Thursday, April 1, 2010

LORD Is My Shepherd

Last night as I lay in bed trying to get to sleep, Psalm 23:1 came to my thoughts. It says, “The LORD is my shepherd, I shall not be in want.” After I read it I just continue to repeat it, then the need to read Isaiah 55 came. Then I was lead to Matthew 6: 25-34, it was during this reading I begin to think back to a 3:00 a.m. wake up call from the LORD back in July of 2009. The LORD had wake me up and lead me through Deuteronomy 28, Psalm 23, Isaiah 55, Matthew 6:25-34 and ending with Hebrews 11:1.

This was the order I read the scripture in that earlier morning back in July of 2009. But last night the LORD started with Psalm 23:1, I now understanding why, as I sit here writing this blog post, I know God started with Psalm 23:1 because I had to believe and trust in Psalm 23:1 to full grasp what He was trying to get to me in the rest of the scriptures.

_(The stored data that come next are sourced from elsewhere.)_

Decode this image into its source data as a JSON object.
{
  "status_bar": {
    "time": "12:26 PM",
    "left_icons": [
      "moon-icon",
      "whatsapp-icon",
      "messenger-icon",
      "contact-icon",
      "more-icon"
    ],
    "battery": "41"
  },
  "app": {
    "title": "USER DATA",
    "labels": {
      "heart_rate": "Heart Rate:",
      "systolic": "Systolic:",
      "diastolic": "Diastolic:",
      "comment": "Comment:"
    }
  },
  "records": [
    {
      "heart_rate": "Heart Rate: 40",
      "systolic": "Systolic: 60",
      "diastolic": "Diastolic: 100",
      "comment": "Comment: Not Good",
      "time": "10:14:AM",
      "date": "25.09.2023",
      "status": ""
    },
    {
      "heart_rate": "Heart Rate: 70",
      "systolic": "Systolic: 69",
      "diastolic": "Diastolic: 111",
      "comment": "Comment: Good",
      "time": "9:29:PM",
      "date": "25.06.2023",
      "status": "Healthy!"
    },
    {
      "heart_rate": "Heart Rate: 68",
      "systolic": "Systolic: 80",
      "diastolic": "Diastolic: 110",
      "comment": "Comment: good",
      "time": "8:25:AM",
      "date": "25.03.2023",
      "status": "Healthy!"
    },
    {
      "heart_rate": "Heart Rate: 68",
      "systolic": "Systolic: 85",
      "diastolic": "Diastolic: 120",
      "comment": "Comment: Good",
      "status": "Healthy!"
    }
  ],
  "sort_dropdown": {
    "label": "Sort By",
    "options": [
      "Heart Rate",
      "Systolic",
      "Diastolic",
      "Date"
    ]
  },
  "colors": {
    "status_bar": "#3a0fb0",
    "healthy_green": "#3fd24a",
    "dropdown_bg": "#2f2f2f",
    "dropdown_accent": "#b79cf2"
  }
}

See, after the LORD lead me through the scripture back in July, He said, “the doors of Heaven are open ask for what ever you want and it will be given to you.” One of the things I asked for was salvation for my family. This week I found myself before the LORD daily praying and praising Him for my family salvation. I have been feeling like something miraculous is about to occur. I can not really put in words this feeling I have had all week long. It’s like a kid on Christmas Eve, knowing that his/her parents got them just what they asked for but they have to wait to get the gifts. That excitement has been so overwhelming in me this week, knowing God is on the verge of doing some wonderful things in the life of my family. I am that kid on Christmas Eve just wanting to un-wrap the gifts but knowing I have to wait for the Father.

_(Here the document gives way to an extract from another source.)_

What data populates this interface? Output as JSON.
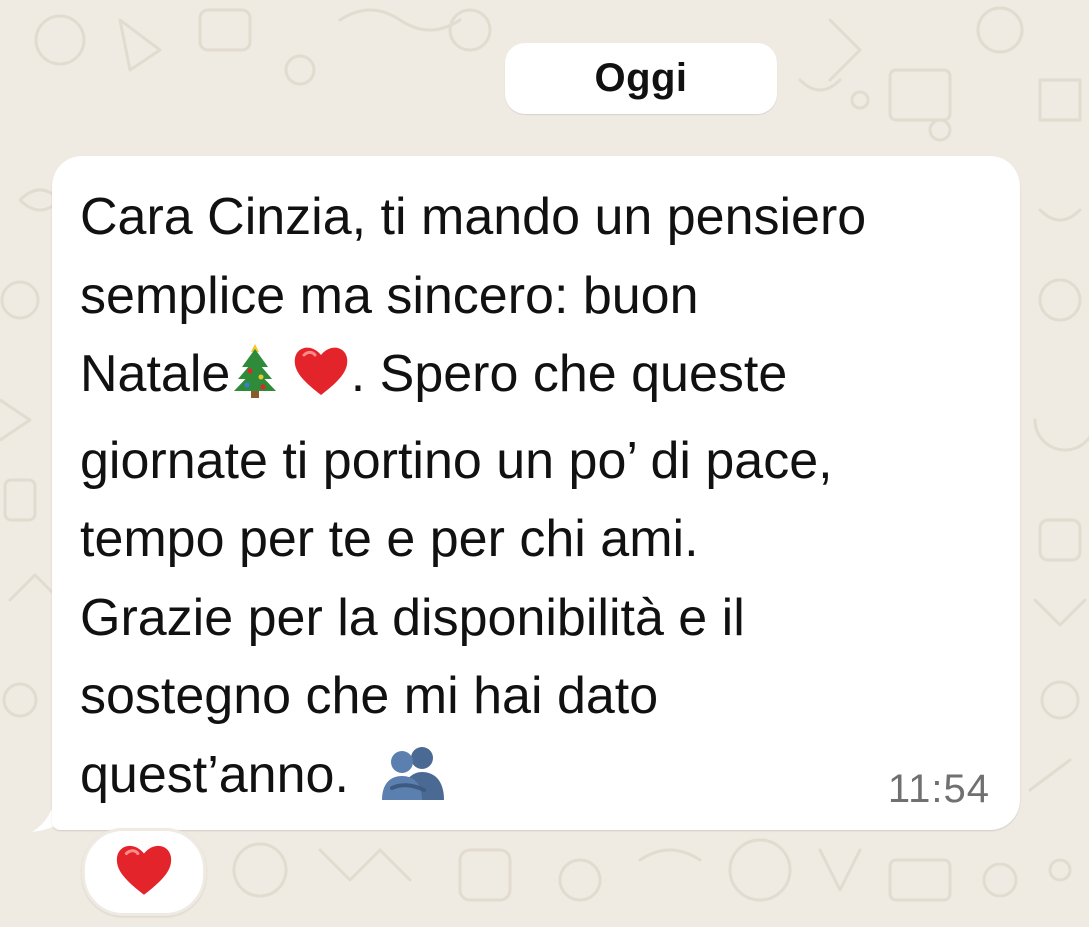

I am patiently waiting, working, praying and praising God during this time for I know the storm clouds are rescinding and the peace of the LORD is coming over my family. The faith I have in God has been tested to say the least these last three years. In the last three years I have wanted to walk away, I have been depressed, I have felt like no one understand what I was going through, discouragement was at a all time high, the call the LORD has placed on my life was in doubt, and the promising God had made me were in doubt. But thanks be to an awesome God, who provides sustaining grace and He has taught me that I can have peace in the midst of my storm. He has taught me through experiences with Him, I can trust Him no matter what with everything concerning me. Cause He will never leave me nor forsake me. He will lead me through the valley of the shadow of death and no harm will come to me. For He is my Father and He is my peace!

I am at a place where I can say, “What you (enemy) meant for evil, God is working it out for my good.” During the last three years my relationship with Christ has deepened, my resolve to work the plan He has for my life has only intensified, my prayer life is better then ever, and my faith and trust in God to be my every thing is stronger than ever and growing. I know for sure He is my Healer, Deliverer, Provider, Comforter and my Peace!

I can’t help but to look back over my life, my life apart from God and my life with God. I am so thankful for all He has done. The other night I was talking to my sister and she said, “Ryane you are strong.” This has been something I heard the LORD saying over the last three years, you are stronger then what you think you are. Father, I hear you and I know it is because of Your love and sustaining grace that I am. It is that same sustaining grace I know is available to my family.
As I wait and watch the LORD fulfill His promises, I rejoice knowing He can always be trusted. Knowing that The LORD is my shepherd, I shall not be in want.